The ordinance will strengthen community confidence in law enforcement, protect immigrant crime victims and witnesses, and guard against separation of local families by severely limiting cruel and costly immigration "holds" in San Francisco. These are potentially unconstitutional detentions of immigrants in the local jail for extra time, at local expense, at the request of federal immigration authorities.
The ordinance’s effective date comes days after Santa Clara County preserved an even stronger policy, a decision which San Francisco advocates are hailing
“Each and every ICE hold risks violating the constitution and undermining our cherished principle of equality under the law. We commend Santa Clara County for upholding the strongest standard in California,” said Angela Chan, Senior Staff Attorney at Advancing Justice - Asian Law Caucus.
While the counties surrounding San Francisco and Santa Clara currently lack any protections from abusive immigration holds, that will change come January 1, when the TRUST Act goes into effect across California. That bill creates a compromise, minimum standard limiting holds across the state.

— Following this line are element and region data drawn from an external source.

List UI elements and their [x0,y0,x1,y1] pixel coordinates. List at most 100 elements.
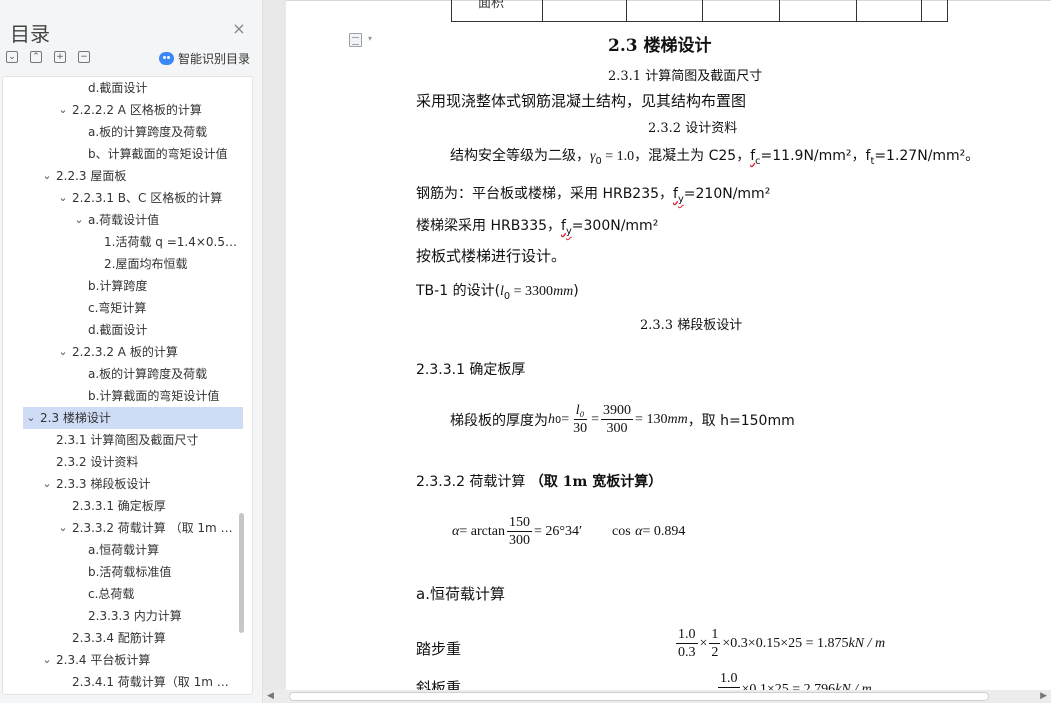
toc-scrollbar[interactable] [239,513,244,633]
chevron-down-icon[interactable]: ⌄ [57,517,69,539]
toc-item[interactable]: b.计算截面的弯矩设计值 [3,385,243,407]
step-weight-label: 踏步重 [416,640,462,658]
collapse-all-icon[interactable]: ⌃ [30,51,42,63]
toc-item[interactable]: 2.3.3.3 内力计算 [3,605,243,627]
toc-item-label: c.总荷载 [88,587,135,601]
toc-item[interactable]: a.恒荷载计算 [3,539,243,561]
toc-item[interactable]: 2.3.1 计算简图及截面尺寸 [3,429,243,451]
slope-weight-unit: kN / m [835,682,872,690]
toc-sidebar: 目录 × ⌄ ⌃ + − 智能识别目录 d.截面设计 ⌄ 2.2.2.2 A 区格板… [0,0,263,703]
toc-item[interactable]: ⌄2.3.3.2 荷载计算 （取 1m 宽板计算） [3,517,243,539]
toc-item[interactable]: a.板的计算跨度及荷载 [3,363,243,385]
toc-item-label: 2.屋面均布恒载 [104,257,188,271]
toc-item-label: 2.3 楼梯设计 [40,411,111,425]
toc-item[interactable]: d.截面设计 [3,77,243,99]
horizontal-scrollbar[interactable]: ◀ ▶ [263,690,1051,703]
toc-item[interactable]: 2.屋面均布恒载 [3,253,243,275]
toc-item-label: d.截面设计 [88,323,148,337]
add-heading-icon[interactable]: + [54,51,66,63]
toc-item[interactable]: ⌄ 2.2.3.2 A 板的计算 [3,341,243,363]
toc-item[interactable]: d.截面设计 [3,319,243,341]
l0-unit: mm [553,284,574,299]
chevron-down-icon[interactable]: ⌄ [41,649,53,671]
table-cell-border [702,0,703,21]
thickness-result: = 130 [635,412,668,427]
thickness-unit: mm [667,412,688,427]
l0-value: = 3300 [510,284,554,299]
smart-recognize-icon [159,51,174,65]
toc-item[interactable]: ⌄ 2.2.3.1 B、C 区格板的计算 [3,187,243,209]
toc-item[interactable]: ⌄ 2.3.4 平台板计算 [3,649,243,671]
document-outline-icon[interactable] [349,33,362,47]
equals-sign: = [591,412,600,427]
toc-item[interactable]: ⌄ 2.2.3 屋面板 [3,165,243,187]
toc-list: d.截面设计 ⌄ 2.2.2.2 A 区格板的计算 a.板的计算跨度及荷载 b、计算截面… [3,77,243,693]
remove-heading-icon[interactable]: − [78,51,90,63]
beam-text: 楼梯梁采用 HRB335， [416,218,562,234]
fraction-numerator: 150 [506,515,532,532]
fraction-1-2: 12 [709,627,721,660]
tb1-close: ) [573,283,579,299]
ft-value: =1.27N/mm²。 [874,148,980,164]
chevron-down-icon[interactable]: ⌄ [41,165,53,187]
smart-recognize-toc-button[interactable]: 智能识别目录 [159,50,250,66]
paragraph-rebar: 钢筋为：平台板或楼梯，采用 HRB235，fy=210N/mm² [416,183,770,205]
scroll-right-icon[interactable]: ▶ [1040,690,1047,703]
toc-item-label: 2.2.3.2 A 板的计算 [72,345,178,359]
alpha-value: = 26°34′ [533,524,583,539]
toc-item[interactable]: 1.活荷载 q =1.4×0.5=0.7 [3,231,243,253]
chevron-down-icon[interactable]: ⌄ [57,341,69,363]
paragraph-tb1: TB-1 的设计(l0 = 3300mm) [416,280,579,302]
toc-item[interactable]: c.弯矩计算 [3,297,243,319]
slope-weight-label: 斜板重 [416,679,462,690]
toc-item[interactable]: 2.3.4.1 荷载计算（取 1m 宽板计算） [3,671,243,693]
toc-item-label: b.活荷载标准值 [88,565,172,579]
chevron-down-icon[interactable]: ⌄ [25,407,37,429]
tb1-text: TB-1 的设计( [416,283,501,299]
toc-item[interactable]: 2.3.3.4 配筋计算 [3,627,243,649]
horizontal-scroll-thumb[interactable] [289,692,989,701]
toc-item[interactable]: ⌄ 2.3.3 梯段板设计 [3,473,243,495]
toc-item[interactable]: 2.3.2 设计资料 [3,451,243,473]
toc-item[interactable]: ⌄ 2.3 楼梯设计 [23,407,243,429]
heading-text: 2.3.3.2 荷载计算 [416,474,530,490]
fraction-numerator: 3900 [601,403,634,420]
toc-item-label: a.板的计算跨度及荷载 [88,125,208,139]
toc-item[interactable]: b.计算跨度 [3,275,243,297]
formula-step-weight: 1.0 0.3 × 12 ×0.3×0.15×25 = 1.875 kN / m [674,628,885,660]
dead-load-title: a.恒荷载计算 [416,585,505,603]
chevron-down-icon[interactable]: ⌄ [41,473,53,495]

Under the San Francisco policy, which also represents a compromise, holds are only allowed where an adult has both a recent, prior conviction for certain felonies, and also faces a current charge under one of those statutes if a judge has found probable cause for such charge. Even in those circumstances, the Sheriff may consider positive equities such as rehabilitation and community contribution. These exceptions are to "sunset" within three years or upon the approval of national comprehensive immigration reform, whichever is sooner. Additionally, the exceptions do not apply to youth under the age of 18.